Can J Gastroenterol. 2012 Jun;26(6):325-9. doi: 10.1155/2012/291457.
Hepatitis C virus (HCV) infection may induce insulin resistance (IR) irrespective of the severity of liver disease, and there is evidence of a central role for IR in failure to achieve sustained virological response (SVR) in HCV patients.
To assess IR as a predictor of the severity of hepatic fibrosis in Egyptian HCV patients, and its effect on early viral kinetics and virological response to HCV therapy.
A total of 140 chronic HCV patients were divided into two groups according to the homeostasis model assessment-IR (HOMA-IR). Group 1 consisted of 48 chronic HCV patients with HOMA-IR >=2, and group 2 consisted of 92 chronic HVC patients without IR (HOMA IR <2). All patients were treated with combination therapy (pegylated interferon-alpha 2a plus ribavirin) for 48 weeks and studied for viral kinetics throughout the period of therapy.

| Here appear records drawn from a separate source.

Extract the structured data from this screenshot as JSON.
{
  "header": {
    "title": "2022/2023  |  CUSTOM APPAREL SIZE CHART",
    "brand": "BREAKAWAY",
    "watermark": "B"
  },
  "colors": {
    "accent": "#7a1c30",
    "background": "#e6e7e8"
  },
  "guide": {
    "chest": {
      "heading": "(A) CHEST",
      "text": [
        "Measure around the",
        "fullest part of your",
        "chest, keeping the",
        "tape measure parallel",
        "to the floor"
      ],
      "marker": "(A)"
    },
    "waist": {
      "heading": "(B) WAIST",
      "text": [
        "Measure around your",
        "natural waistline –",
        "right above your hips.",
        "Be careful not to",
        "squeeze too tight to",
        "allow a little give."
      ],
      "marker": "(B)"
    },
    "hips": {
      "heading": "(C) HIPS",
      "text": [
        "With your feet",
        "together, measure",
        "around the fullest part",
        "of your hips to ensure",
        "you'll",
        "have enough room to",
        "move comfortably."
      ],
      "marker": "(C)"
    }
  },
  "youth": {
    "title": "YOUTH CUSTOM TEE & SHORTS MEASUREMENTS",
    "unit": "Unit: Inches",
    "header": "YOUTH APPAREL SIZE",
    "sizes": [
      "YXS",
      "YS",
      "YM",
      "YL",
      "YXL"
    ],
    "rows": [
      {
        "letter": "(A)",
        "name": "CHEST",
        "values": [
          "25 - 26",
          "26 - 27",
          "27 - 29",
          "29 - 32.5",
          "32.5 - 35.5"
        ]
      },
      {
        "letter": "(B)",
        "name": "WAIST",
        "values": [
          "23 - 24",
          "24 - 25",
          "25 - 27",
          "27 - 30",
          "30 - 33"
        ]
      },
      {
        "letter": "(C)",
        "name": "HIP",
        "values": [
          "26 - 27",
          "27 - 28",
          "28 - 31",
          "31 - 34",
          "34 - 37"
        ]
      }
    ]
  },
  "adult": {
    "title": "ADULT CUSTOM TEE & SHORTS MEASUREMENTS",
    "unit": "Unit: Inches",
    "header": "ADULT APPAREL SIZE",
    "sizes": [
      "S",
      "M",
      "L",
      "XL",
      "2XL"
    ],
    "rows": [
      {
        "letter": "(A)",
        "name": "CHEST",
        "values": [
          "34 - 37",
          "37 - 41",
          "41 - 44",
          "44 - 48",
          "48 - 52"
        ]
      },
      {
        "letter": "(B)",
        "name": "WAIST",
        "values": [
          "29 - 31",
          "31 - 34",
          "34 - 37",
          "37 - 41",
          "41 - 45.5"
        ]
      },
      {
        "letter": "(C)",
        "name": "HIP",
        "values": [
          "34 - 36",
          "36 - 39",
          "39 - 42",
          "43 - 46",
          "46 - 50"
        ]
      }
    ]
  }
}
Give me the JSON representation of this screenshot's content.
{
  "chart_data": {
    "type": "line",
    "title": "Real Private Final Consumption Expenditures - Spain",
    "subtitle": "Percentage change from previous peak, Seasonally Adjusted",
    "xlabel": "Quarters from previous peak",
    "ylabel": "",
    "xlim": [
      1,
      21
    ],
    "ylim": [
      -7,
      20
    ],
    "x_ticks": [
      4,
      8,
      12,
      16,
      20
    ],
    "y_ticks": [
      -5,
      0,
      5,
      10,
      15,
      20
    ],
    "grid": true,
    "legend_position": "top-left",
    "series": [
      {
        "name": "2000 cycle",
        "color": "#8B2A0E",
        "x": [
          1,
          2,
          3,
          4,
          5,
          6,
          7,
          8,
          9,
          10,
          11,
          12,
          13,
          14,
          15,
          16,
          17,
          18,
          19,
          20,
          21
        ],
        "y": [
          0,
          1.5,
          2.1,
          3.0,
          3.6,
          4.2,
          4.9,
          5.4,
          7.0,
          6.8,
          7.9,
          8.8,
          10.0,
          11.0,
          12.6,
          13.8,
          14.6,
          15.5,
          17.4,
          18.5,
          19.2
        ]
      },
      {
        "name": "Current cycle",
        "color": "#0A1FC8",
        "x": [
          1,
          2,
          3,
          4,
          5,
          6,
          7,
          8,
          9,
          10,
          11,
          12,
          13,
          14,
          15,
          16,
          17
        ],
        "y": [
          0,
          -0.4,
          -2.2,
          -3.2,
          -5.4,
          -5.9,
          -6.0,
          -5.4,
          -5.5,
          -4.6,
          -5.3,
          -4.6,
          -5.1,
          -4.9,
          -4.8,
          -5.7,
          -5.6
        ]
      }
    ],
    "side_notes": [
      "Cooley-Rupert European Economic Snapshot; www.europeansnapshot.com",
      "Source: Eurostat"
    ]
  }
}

The study revealed that older age, higher body mass index and HOMA-IR >=2 were significantly associated with advanced fibrosis. Rapid virological response, complete early virological response and SVR were significantly lower in the IR-HCV group compared with the non-IR-HCV group. Univariate and multivariate analyses revealed that older age, fibrosis (F>=3), high viral load (>600,000 IU⁄mL) and HOMA-IR >=2 were significantly associated with a lack of viral kinetics as well as SVR. However, HOMA-IR >=2 was the main independent variable associated with lack of SVR. On the other hand, body mass index, plasma insulin level and HOMA-IR decreased significantly compared with starting levels in patients who achieved SVR. This suggests a cause and effect relationship between HCV infection and IR.

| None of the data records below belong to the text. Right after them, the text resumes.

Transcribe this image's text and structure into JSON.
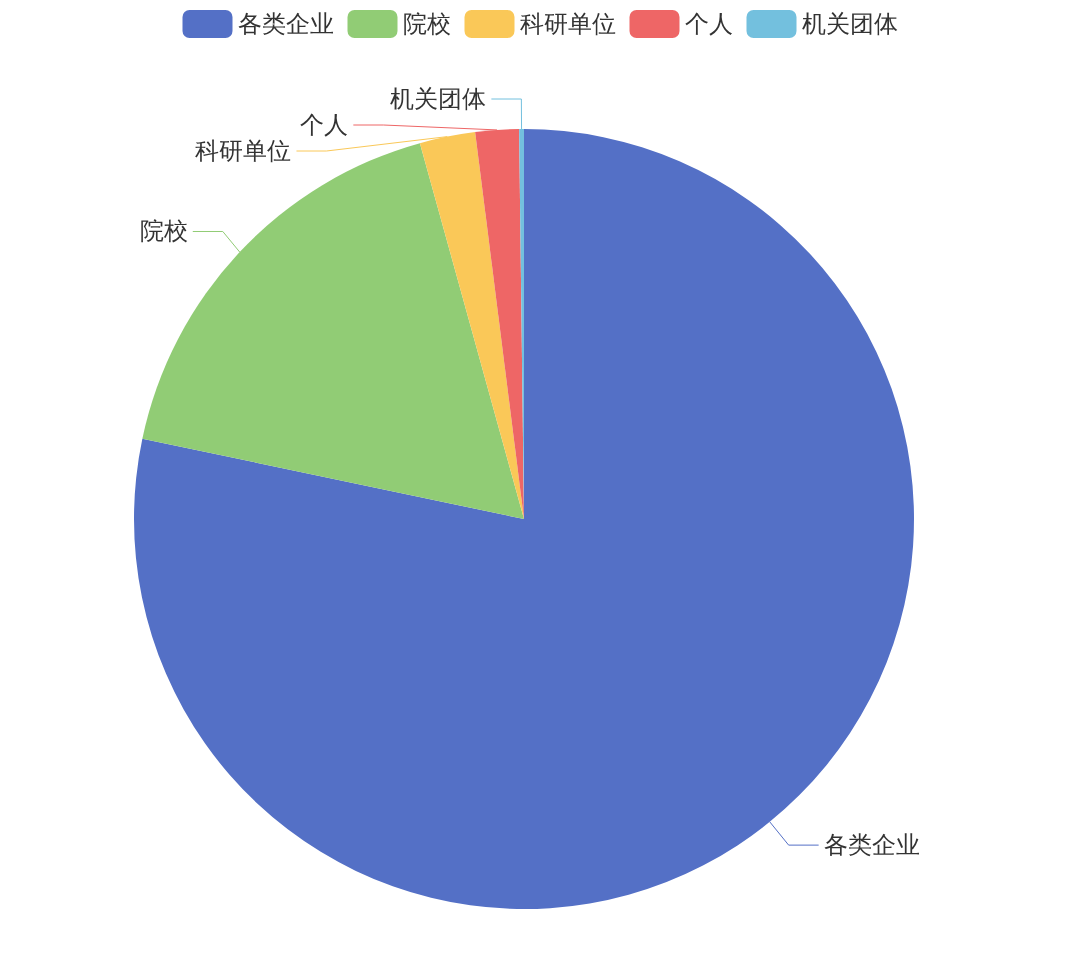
{
  "chart_data": {
    "type": "pie",
    "categories": [
      "各类企业",
      "院校",
      "科研单位",
      "个人",
      "机关团体"
    ],
    "values": [
      78.3,
      17.4,
      2.3,
      1.8,
      0.2
    ],
    "colors": [
      "#5470c6",
      "#91cc75",
      "#fac858",
      "#ee6666",
      "#73c0de"
    ],
    "legend": "top"
  }
}
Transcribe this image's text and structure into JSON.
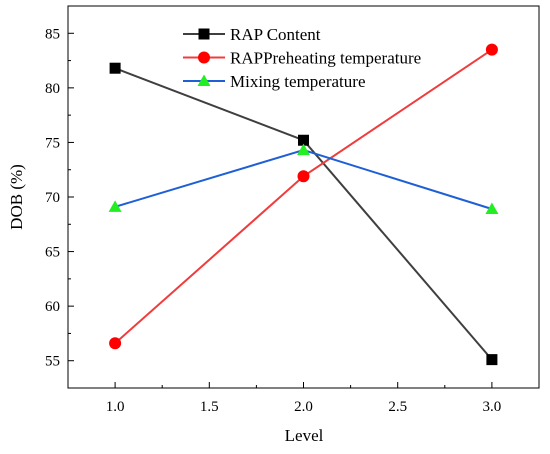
{
  "chart_data": {
    "type": "line",
    "title": "",
    "xlabel": "Level",
    "ylabel": "DOB (%)",
    "xlim": [
      0.75,
      3.25
    ],
    "ylim": [
      52.5,
      87.5
    ],
    "x_ticks": [
      1.0,
      1.5,
      2.0,
      2.5,
      3.0
    ],
    "x_tick_labels": [
      "1.0",
      "1.5",
      "2.0",
      "2.5",
      "3.0"
    ],
    "y_ticks": [
      55,
      60,
      65,
      70,
      75,
      80,
      85
    ],
    "y_tick_labels": [
      "55",
      "60",
      "65",
      "70",
      "75",
      "80",
      "85"
    ],
    "grid": false,
    "legend_position": "top-center",
    "x": [
      1.0,
      2.0,
      3.0
    ],
    "series": [
      {
        "name": "RAP Content",
        "values": [
          81.8,
          75.2,
          55.1
        ],
        "color": "#3f3f3f",
        "marker": "square",
        "marker_color": "#000000"
      },
      {
        "name": "RAPPreheating temperature",
        "values": [
          56.6,
          71.9,
          83.5
        ],
        "color": "#f03c3c",
        "marker": "circle",
        "marker_color": "#ff0000"
      },
      {
        "name": "Mixing temperature",
        "values": [
          69.1,
          74.3,
          68.9
        ],
        "color": "#1f5fd6",
        "marker": "triangle",
        "marker_color": "#22ee22"
      }
    ]
  }
}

IR in chronic HCV patients is associated with progressive fibrosis and slow viral kinetics, and could be a predictor for lack of rapid and early virological response. Therefore, HOMA-IR levels should be measured and improved before starting antiviral treatment.

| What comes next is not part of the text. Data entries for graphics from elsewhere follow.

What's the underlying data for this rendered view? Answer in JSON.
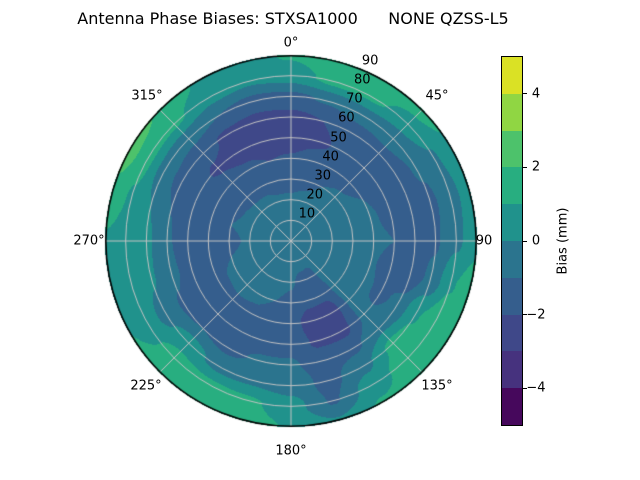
{
  "title": "Antenna Phase Biases: STXSA1000      NONE QZSS-L5",
  "chart_data": {
    "type": "heatmap",
    "projection": "polar",
    "title": "Antenna Phase Biases: STXSA1000      NONE QZSS-L5",
    "background": "#ffffff",
    "grid_color": "#c4c4c4",
    "outline_color": "#000000",
    "angular_ticks": [
      {
        "angle": 0,
        "label": "0°"
      },
      {
        "angle": 45,
        "label": "45°"
      },
      {
        "angle": 90,
        "label": "90"
      },
      {
        "angle": 135,
        "label": "135°"
      },
      {
        "angle": 180,
        "label": "180°"
      },
      {
        "angle": 225,
        "label": "225°"
      },
      {
        "angle": 270,
        "label": "270°"
      },
      {
        "angle": 315,
        "label": "315°"
      }
    ],
    "radial_ticks": [
      {
        "value": 10,
        "label": "10"
      },
      {
        "value": 20,
        "label": "20"
      },
      {
        "value": 30,
        "label": "30"
      },
      {
        "value": 40,
        "label": "40"
      },
      {
        "value": 50,
        "label": "50"
      },
      {
        "value": 60,
        "label": "60"
      },
      {
        "value": 70,
        "label": "70"
      },
      {
        "value": 80,
        "label": "80"
      },
      {
        "value": 90,
        "label": "90"
      }
    ],
    "radial_max": 90,
    "levels": [
      -5,
      -4,
      -3,
      -2,
      -1,
      0,
      1,
      2,
      3,
      4,
      5
    ],
    "colors": [
      "#46085c",
      "#46327e",
      "#3f4889",
      "#355e8d",
      "#2b748e",
      "#20928c",
      "#28ae80",
      "#4dc26b",
      "#90d643",
      "#dae125"
    ],
    "colorbar": {
      "label": "Bias (mm)",
      "range": [
        -5,
        5
      ],
      "ticks": [
        {
          "value": 4,
          "label": "4"
        },
        {
          "value": 2,
          "label": "2"
        },
        {
          "value": 0,
          "label": "0"
        },
        {
          "value": -2,
          "label": "−2"
        },
        {
          "value": -4,
          "label": "−4"
        }
      ]
    },
    "grid": {
      "azimuths_deg": [
        0,
        15,
        30,
        45,
        60,
        75,
        90,
        105,
        120,
        135,
        150,
        165,
        180,
        195,
        210,
        225,
        240,
        255,
        270,
        285,
        300,
        315,
        330,
        345
      ],
      "radii": [
        0,
        10,
        20,
        30,
        40,
        50,
        60,
        70,
        80,
        90
      ],
      "values": [
        [
          -0.5,
          -0.6,
          -0.9,
          -1.3,
          -1.9,
          -2.6,
          -2.3,
          -1.2,
          0.5,
          1.1
        ],
        [
          -0.5,
          -0.6,
          -0.8,
          -1.2,
          -1.6,
          -2.2,
          -2.0,
          -0.9,
          1.3,
          1.8
        ],
        [
          -0.5,
          -0.6,
          -0.7,
          -1.0,
          -1.4,
          -1.8,
          -1.5,
          -0.6,
          1.2,
          1.7
        ],
        [
          -0.5,
          -0.5,
          -0.7,
          -0.9,
          -1.2,
          -1.5,
          -1.3,
          -0.6,
          0.6,
          1.4
        ],
        [
          -0.5,
          -0.5,
          -0.6,
          -0.8,
          -1.0,
          -1.3,
          -1.5,
          -0.9,
          -0.1,
          0.8
        ],
        [
          -0.5,
          -0.5,
          -0.6,
          -0.7,
          -0.9,
          -1.2,
          -1.5,
          -1.2,
          -0.4,
          0.6
        ],
        [
          -0.5,
          -0.5,
          -0.5,
          -0.6,
          -0.8,
          -1.0,
          -1.3,
          -1.1,
          -0.2,
          0.7
        ],
        [
          -0.5,
          -0.5,
          -0.6,
          -0.7,
          -0.9,
          -1.4,
          -1.6,
          -0.8,
          0.9,
          1.5
        ],
        [
          -0.5,
          -0.5,
          -0.6,
          -0.7,
          -0.8,
          -1.2,
          -0.8,
          0.9,
          1.6,
          1.7
        ],
        [
          -0.5,
          -0.5,
          -0.6,
          -0.7,
          -0.8,
          -0.8,
          -0.3,
          1.3,
          1.5,
          1.4
        ],
        [
          -0.5,
          -0.7,
          -1.3,
          -1.8,
          -2.5,
          -2.3,
          -1.2,
          -0.3,
          0.6,
          1.1
        ],
        [
          -0.5,
          -0.7,
          -1.2,
          -1.7,
          -2.6,
          -2.2,
          -1.4,
          -1.3,
          -1.1,
          0.1
        ],
        [
          -0.5,
          -0.6,
          -0.9,
          -1.2,
          -1.5,
          -1.3,
          -0.9,
          -0.4,
          0.4,
          0.9
        ],
        [
          -0.5,
          -0.5,
          -0.7,
          -1.0,
          -1.3,
          -1.3,
          -0.9,
          -0.2,
          1.2,
          1.5
        ],
        [
          -0.5,
          -0.5,
          -0.6,
          -0.9,
          -1.1,
          -1.4,
          -1.2,
          -0.3,
          1.3,
          1.6
        ],
        [
          -0.5,
          -0.5,
          -0.6,
          -0.8,
          -1.1,
          -1.4,
          -1.0,
          0.5,
          1.4,
          1.6
        ],
        [
          -0.5,
          -0.5,
          -0.6,
          -0.8,
          -1.2,
          -1.5,
          -1.1,
          -0.3,
          0.5,
          1.0
        ],
        [
          -0.5,
          -0.5,
          -0.7,
          -1.0,
          -1.4,
          -1.4,
          -0.8,
          0.1,
          0.6,
          0.9
        ],
        [
          -0.5,
          -0.6,
          -0.8,
          -1.3,
          -1.7,
          -1.5,
          -0.9,
          0.2,
          0.6,
          0.9
        ],
        [
          -0.5,
          -0.6,
          -0.7,
          -1.0,
          -1.4,
          -1.5,
          -1.0,
          0.0,
          0.9,
          1.6
        ],
        [
          -0.5,
          -0.6,
          -0.8,
          -1.1,
          -1.5,
          -1.8,
          -1.4,
          -0.4,
          1.3,
          2.6
        ],
        [
          -0.5,
          -0.6,
          -0.8,
          -1.2,
          -1.7,
          -2.1,
          -1.7,
          -0.6,
          1.2,
          1.9
        ],
        [
          -0.5,
          -0.6,
          -0.8,
          -1.2,
          -1.8,
          -2.4,
          -2.2,
          -1.0,
          0.4,
          0.9
        ],
        [
          -0.5,
          -0.6,
          -0.9,
          -1.3,
          -2.0,
          -2.7,
          -2.4,
          -1.3,
          0.2,
          0.7
        ]
      ]
    }
  }
}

丙型肝炎病毒(HCV)感染可能会引发胰岛素抵抗(IR),而与肝脏疾病的严重程度无关,并且有证据表明IR在丙型肝炎患者未能实现持续病毒学应答(SVR)中起核心作用。
评估IR作为埃及丙型肝炎患者肝纤维化严重程度的预测指标,及其对早期病毒动力学和丙型肝炎治疗病毒学应答的影响。
根据稳态模型评估-IR(HOMA-IR)将140例慢性丙型肝炎患者分为两组。第1组由48例HOMA-IR≥2的慢性丙型肝炎患者组成,第2组由92例无IR(HOMA IR<2)的慢性丙型肝炎患者组成。所有患者接受联合治疗(聚乙二醇化干扰素-α2a加利巴韦林)48周,并在整个治疗期间研究病毒动力学。
研究表明,年龄较大、体重指数较高和HOMA-IR≥2与晚期纤维化显著相关。与非IR-HCV组相比,IR-HCV组的快速病毒学应答、完全早期病毒学应答和SVR显著更低。单因素和多因素分析显示,年龄较大、纤维化(F≥3)、高病毒载量(>600,000 IU/mL)和HOMA-IR≥2与缺乏病毒动力学以及SVR显著相关。然而,HOMA-IR≥2是与缺乏SVR相关的主要独立变量。另一方面,与实现SVR的患者的起始水平相比,体重指数、血浆胰岛素水平和HOMA-IR显著降低。这表明丙型肝炎病毒感染与IR之间存在因果关系。
慢性丙型肝炎患者的IR与进行性纤维化和缓慢的病毒动力学相关,并且可能是缺乏快速和早期病毒学应答的预测指标。因此,在开始抗病毒治疗前应测量并改善HOMA-IR水平。